REVISÃO

Os efeitos da equoterapia em crianças com autismo

The effects of equine therapy in children with autism

 

Fernando de Oliveira Ribeiro*, Gabriela Cunha Pimentel*, Nandra Oneide Pantoja Moraes*, Luana Valéria dos Santos Blois, M.Sc.**

 

*Acadêmicos do 8º período do curso de Fisioterapia do Centro Universitário do Estado do Pará (CESUPA/PA), Belém/PA, **Docente do curso de Fisioterapia do Centro Universitário do Estado do Pará (CESUPA/PA), Belém/PA

 

Recebido em 18 de dezembro de 2018; aceito em 23 de setembro de 2019.

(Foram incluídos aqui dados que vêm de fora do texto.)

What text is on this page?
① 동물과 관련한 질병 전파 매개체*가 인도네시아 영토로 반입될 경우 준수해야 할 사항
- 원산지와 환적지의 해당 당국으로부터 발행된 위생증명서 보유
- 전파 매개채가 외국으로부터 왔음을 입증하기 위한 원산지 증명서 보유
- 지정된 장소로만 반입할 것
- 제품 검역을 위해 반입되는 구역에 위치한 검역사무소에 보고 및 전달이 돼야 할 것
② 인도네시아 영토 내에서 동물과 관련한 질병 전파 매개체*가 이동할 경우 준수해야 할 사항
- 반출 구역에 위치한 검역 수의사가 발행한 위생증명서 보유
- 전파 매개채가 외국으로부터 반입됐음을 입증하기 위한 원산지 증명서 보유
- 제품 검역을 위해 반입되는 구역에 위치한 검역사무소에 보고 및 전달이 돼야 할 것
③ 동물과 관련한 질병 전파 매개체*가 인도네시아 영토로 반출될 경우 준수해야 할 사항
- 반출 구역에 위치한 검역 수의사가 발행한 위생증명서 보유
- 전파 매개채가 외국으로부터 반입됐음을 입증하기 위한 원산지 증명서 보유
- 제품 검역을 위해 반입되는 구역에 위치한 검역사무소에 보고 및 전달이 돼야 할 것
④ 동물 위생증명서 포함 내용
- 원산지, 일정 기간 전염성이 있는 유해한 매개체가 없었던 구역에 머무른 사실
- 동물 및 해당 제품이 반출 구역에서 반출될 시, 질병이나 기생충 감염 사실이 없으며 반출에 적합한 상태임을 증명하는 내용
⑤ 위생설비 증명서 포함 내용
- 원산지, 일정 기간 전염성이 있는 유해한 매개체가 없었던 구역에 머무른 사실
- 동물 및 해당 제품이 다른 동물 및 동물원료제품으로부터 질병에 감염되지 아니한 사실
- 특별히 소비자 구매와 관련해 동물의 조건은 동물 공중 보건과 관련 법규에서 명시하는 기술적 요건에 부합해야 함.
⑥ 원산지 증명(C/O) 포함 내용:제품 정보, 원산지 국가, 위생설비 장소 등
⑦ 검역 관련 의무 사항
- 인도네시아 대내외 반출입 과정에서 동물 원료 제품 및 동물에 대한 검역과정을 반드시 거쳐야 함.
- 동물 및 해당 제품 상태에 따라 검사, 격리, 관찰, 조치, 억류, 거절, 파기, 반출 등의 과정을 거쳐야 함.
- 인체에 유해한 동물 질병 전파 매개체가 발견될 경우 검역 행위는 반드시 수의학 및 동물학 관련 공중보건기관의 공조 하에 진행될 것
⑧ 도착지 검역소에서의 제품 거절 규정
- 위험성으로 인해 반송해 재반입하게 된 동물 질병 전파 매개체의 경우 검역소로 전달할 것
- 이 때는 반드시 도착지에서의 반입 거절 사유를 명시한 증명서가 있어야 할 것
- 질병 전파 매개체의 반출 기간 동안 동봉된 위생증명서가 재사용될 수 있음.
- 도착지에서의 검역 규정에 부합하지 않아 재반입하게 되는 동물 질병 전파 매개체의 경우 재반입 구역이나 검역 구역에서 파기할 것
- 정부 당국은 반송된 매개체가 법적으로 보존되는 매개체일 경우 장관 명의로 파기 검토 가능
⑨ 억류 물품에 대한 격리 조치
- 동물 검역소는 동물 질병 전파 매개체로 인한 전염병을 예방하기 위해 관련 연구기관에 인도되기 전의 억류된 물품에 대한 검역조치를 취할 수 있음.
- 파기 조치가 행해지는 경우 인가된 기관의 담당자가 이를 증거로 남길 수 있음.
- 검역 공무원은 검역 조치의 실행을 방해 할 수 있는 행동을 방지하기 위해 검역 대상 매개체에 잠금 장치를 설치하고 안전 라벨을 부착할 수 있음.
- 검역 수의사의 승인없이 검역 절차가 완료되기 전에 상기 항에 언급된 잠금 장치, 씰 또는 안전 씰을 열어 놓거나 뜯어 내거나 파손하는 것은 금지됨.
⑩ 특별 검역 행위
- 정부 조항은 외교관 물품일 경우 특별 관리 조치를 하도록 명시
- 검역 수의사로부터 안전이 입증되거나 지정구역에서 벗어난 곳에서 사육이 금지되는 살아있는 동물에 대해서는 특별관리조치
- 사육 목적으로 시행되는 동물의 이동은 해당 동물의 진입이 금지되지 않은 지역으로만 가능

Correspondência: Luana Valéria dos Santos Blois, Travessa da Estrella, 3295, 66080-472 Belém PA

 

Luana Valéria dos Santos Blois: luablois@yahoo.com.br

Fernando de Oliveira Ribeiro: fernandoliveira__@hotmail.com

Nandra Oneide Pantoja Moraes: nandraoneide@hotmail.com

Gabriela Cunha Pimentel: gabic_p@hotmail.com

 

Resumo

Introdução: A equoterapia é uma das alternativas para melhor atender as especificidades das crianças com transtorno espectro autistas, no intuito de contribuir em seu desenvolvimento global. Objetivo: Analisar os efeitos de intervenções terapêuticas baseadas na equoterapia para o desenvolvimento de crianças com autismo. Métodos: A metodologia deste estudo foi pautada na revisão bibliográfica, de caráter descritivo, a fim de compreender os efeitos da equoterapia no desenvolvimento da criança autista. Foi realizado levantamento de artigos científicos publicados entre 2016 e 2018, com busca nas bases de dados Scielo, Pubmed, PEDro e Lilacs. Resultados: Os resultados desta pesquisa apontam que a equoterapia propicia inúmeros efeitos benéficos para crianças autistas no que se refere à motricidade e aos aspectos cognitivos e psicológicos, visto que as atividades propostas pela terapia com cavalos geram benefícios ao equilíbrio, concentração e postura. Conclusão: Considerando os efeitos benéficos que a equoterapia gera no desenvolvimento global da criança autista, é imprescindível que profissionais como os fisioterapeutas busquem mais informações sobre a referida terapia, atuando com práticas interventivas eficazes dentro do contexto da fisioterapia em neuropediatria e mediadores no processo de construção para melhor qualidade de vida em indivíduos autistas por meio das terapias complementares com cavalos.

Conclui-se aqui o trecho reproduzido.